Le nombre de Rohingya réfugiés au Bangladesh depuis fin août pour échapper aux violences en Birmanie a franchi la barre du demi-million, a annoncé l'ONU, jeudi. Le flux des passages tend toutefois à faiblir depuis plusieurs jours.
L'exode des Rohingya de Birmanie a franchi, jeudi 28 septembre, le cap symbolique du demi-million de réfugiés arrivés au Bangladesh depuis fin août. Cette crise humanitaire est suivie de près par l'ONU, qui n'a pas pu se rendre dans la région, comme prévu.
Des représentants des Nations unies devaient, pour la première fois depuis le début de la nouvelle flambée de violences, avoir accès au théâtre du conflit dans l'État birman du Rakhine (ouest) mais le gouvernement birman a reporté cette visite très encadrée à la dernière minute, officiellement à cause du mauvais temps.

Le Conseil de sécurité de l'ONU doit se réunir dans la journée à New York pour évoquer à nouveau le conflit en Birmanie, qui provoque l'un des plus importants déplacements de population de ce début de XXIe siècle en Asie.
L'exode des Rohingya a pris de court le Bangladesh, nation pauvre d'Asie du Sud à majorité musulmane. Dans les gigantesques camps à la frontière, autorités et ONG sont débordées par la marée humaine et s'inquiètent des risques sanitaires : les conditions sont réunies pour l'apparition d'épidémies de choléra, dysenterie ou diarrhées.
À quelques heures de la réunion du Conseil de l'ONU, le Bangladesh a été le témoin d'une nouvelle tragédie migratoire. Partie mercredi soir d'un village côtier du Rakhine, une embarcation de Rohingya a coulé à quelques encablures de la terre ferme. Les eaux du golfe du Bengale ont charrié 14 corps, principalement des femmes et des enfants. Ce bilan humain était appelé à s'alourdir.
Guerre d'informations
Minorité musulmane de l'ouest de la Birmanie, les Rohingya fuient une campagne de répression de l'armée consécutive à des attaques de la jeune rébellion rohingya le 25 août 2017. L'ONU considère que l'armée birmane et les milices bouddhistes se livrent à une épuration ethnique contre cette communauté au Rakhine, région historiquement troublée.
À Shah Porir Dwip, l’un des principaux points d’entrée des Rohingya au Bagladesh, la frontière est fermée depuis cinq jours. "Mais, la nuit, des réfugiés essaient de braver l’interdiction de passer", rapporte Cyril Payen, envoyé spécial de France 24.
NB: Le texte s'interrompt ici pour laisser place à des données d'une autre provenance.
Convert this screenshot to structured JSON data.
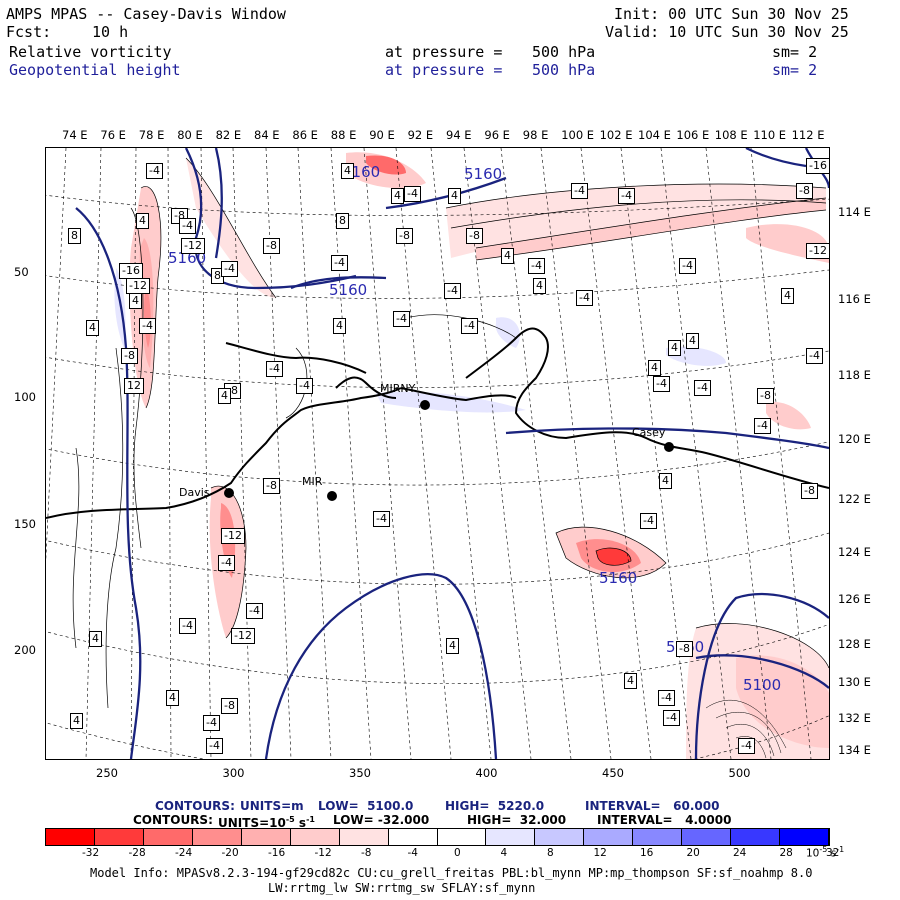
{
  "header": {
    "title": "AMPS MPAS -- Casey-Davis Window",
    "fcst_label": "Fcst:",
    "fcst_value": "10 h",
    "init": "Init: 00 UTC Sun 30 Nov 25",
    "valid": "Valid: 10 UTC Sun 30 Nov 25",
    "field1": {
      "name": "Relative vorticity",
      "pressure_label": "at pressure =",
      "pressure": "500 hPa",
      "sm": "sm= 2"
    },
    "field2": {
      "name": "Geopotential height",
      "pressure_label": "at pressure =",
      "pressure": "500 hPa",
      "sm": "sm= 2"
    }
  },
  "colors": {
    "text": "#000000",
    "blue_text": "#1f1f9a",
    "height_contour": "#1a237e"
  },
  "top_longitudes": [
    "74 E",
    "76 E",
    "78 E",
    "80 E",
    "82 E",
    "84 E",
    "86 E",
    "88 E",
    "90 E",
    "92 E",
    "94 E",
    "96 E",
    "98 E",
    "100 E",
    "102 E",
    "104 E",
    "106 E",
    "108 E",
    "110 E",
    "112 E"
  ],
  "right_longitudes": [
    "114 E",
    "116 E",
    "118 E",
    "120 E",
    "122 E",
    "124 E",
    "126 E",
    "128 E",
    "130 E",
    "132 E",
    "134 E"
  ],
  "left_ticks": [
    "50",
    "100",
    "150",
    "200"
  ],
  "bottom_ticks": [
    "250",
    "300",
    "350",
    "400",
    "450",
    "500"
  ],
  "stations": [
    {
      "name": "Davis"
    },
    {
      "name": "MIR"
    },
    {
      "name": "MIRNY"
    },
    {
      "name": "Casey"
    }
  ],
  "height_labels": [
    "5160",
    "5160",
    "5160",
    "5160",
    "5160",
    "5160",
    "5100"
  ],
  "contour_labels": [
    "-4",
    "4",
    "8",
    "-8",
    "-12",
    "-16",
    "4",
    "-4",
    "-8",
    "12",
    "-12",
    "4",
    "-4",
    "8",
    "-8",
    "-4",
    "4",
    "-4",
    "4",
    "-4",
    "-8",
    "-12",
    "-4",
    "-4",
    "4",
    "4",
    "4",
    "-4",
    "8",
    "4",
    "4",
    "-4",
    "-4",
    "-4",
    "-8",
    "-4",
    "4",
    "-4",
    "4",
    "-4",
    "-4",
    "4",
    "-8",
    "-4",
    "4",
    "4",
    "4",
    "-4",
    "-4",
    "4",
    "4",
    "-4",
    "-4",
    "-8",
    "-4",
    "-12",
    "-16",
    "-8",
    "-4",
    "-4",
    "-8",
    "-4",
    "4",
    "-4",
    "-4",
    "-4",
    "-8",
    "-12",
    "-8",
    "-4",
    "-4",
    "4",
    "-8"
  ],
  "footer": {
    "contours1": {
      "label": "CONTOURS:",
      "units": "UNITS=m",
      "low": "LOW=  5100.0",
      "high": "HIGH=  5220.0",
      "interval": "INTERVAL=   60.000"
    },
    "contours2": {
      "label": "CONTOURS:",
      "units": "UNITS=10",
      "units_exp": "-5",
      "units_suffix": "s",
      "units_suffix_exp": "-1",
      "low": "LOW= -32.000",
      "high": "HIGH=  32.000",
      "interval": "INTERVAL=   4.0000"
    },
    "colorbar_ticks": [
      "-32",
      "-28",
      "-24",
      "-20",
      "-16",
      "-12",
      "-8",
      "-4",
      "0",
      "4",
      "8",
      "12",
      "16",
      "20",
      "24",
      "28",
      "32"
    ],
    "colorbar_units": "10",
    "colorbar_units_exp": "-5",
    "colorbar_units_suffix": "s",
    "colorbar_units_suffix_exp": "-1",
    "colorbar_colors": [
      "#ff0000",
      "#ff3a3a",
      "#ff6a6a",
      "#ff8e8e",
      "#ffb0b0",
      "#ffcccc",
      "#ffe2e2",
      "#ffffff",
      "#ffffff",
      "#e6e6ff",
      "#c8c8ff",
      "#aaaaff",
      "#8888ff",
      "#6666ff",
      "#3838ff",
      "#0000ff"
    ],
    "model_info": "Model Info: MPASv8.2.3-194-gf29cd82c CU:cu_grell_freitas PBL:bl_mynn MP:mp_thompson SF:sf_noahmp 8.0",
    "model_info2": "LW:rrtmg_lw SW:rrtmg_sw SFLAY:sf_mynn"
  }
}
Au Rakhine, côté birman, des dizaines de villages ont été réduits en cendre et des milliers de Rohingya seraient déplacés ou cachés dans les forêts, survivant avec peu de nourriture et sans aide médicale. "Des récits font état de villages et de maisons brûlés. Ils sont encore des dizaines de milliers à vouloir passer la frontière", selon Cyril Payen.
Sous le feu des critiques, la Birmanie dénonce un parti pris pro-Rohingya de la communauté internationale et met largement en avant les près de 30 000 bouddhistes et hindous également déplacés par les combats depuis fin août.
Vilipendée, sa dirigeante Aung San Suu Kyi doit préserver un fragile équilibre avec la très puissante armée, à l'œuvre dans ce conflit. Dans un discours la semaine dernière, la prix Nobel de la paix s'est dite ouverte à un retour de réfugiés mais selon des critères qui restaient ambigus. Les Rohingya, plus grande population apatride au monde, sont traités comme des étrangers en Birmanie, un pays à plus de 90 % bouddhiste.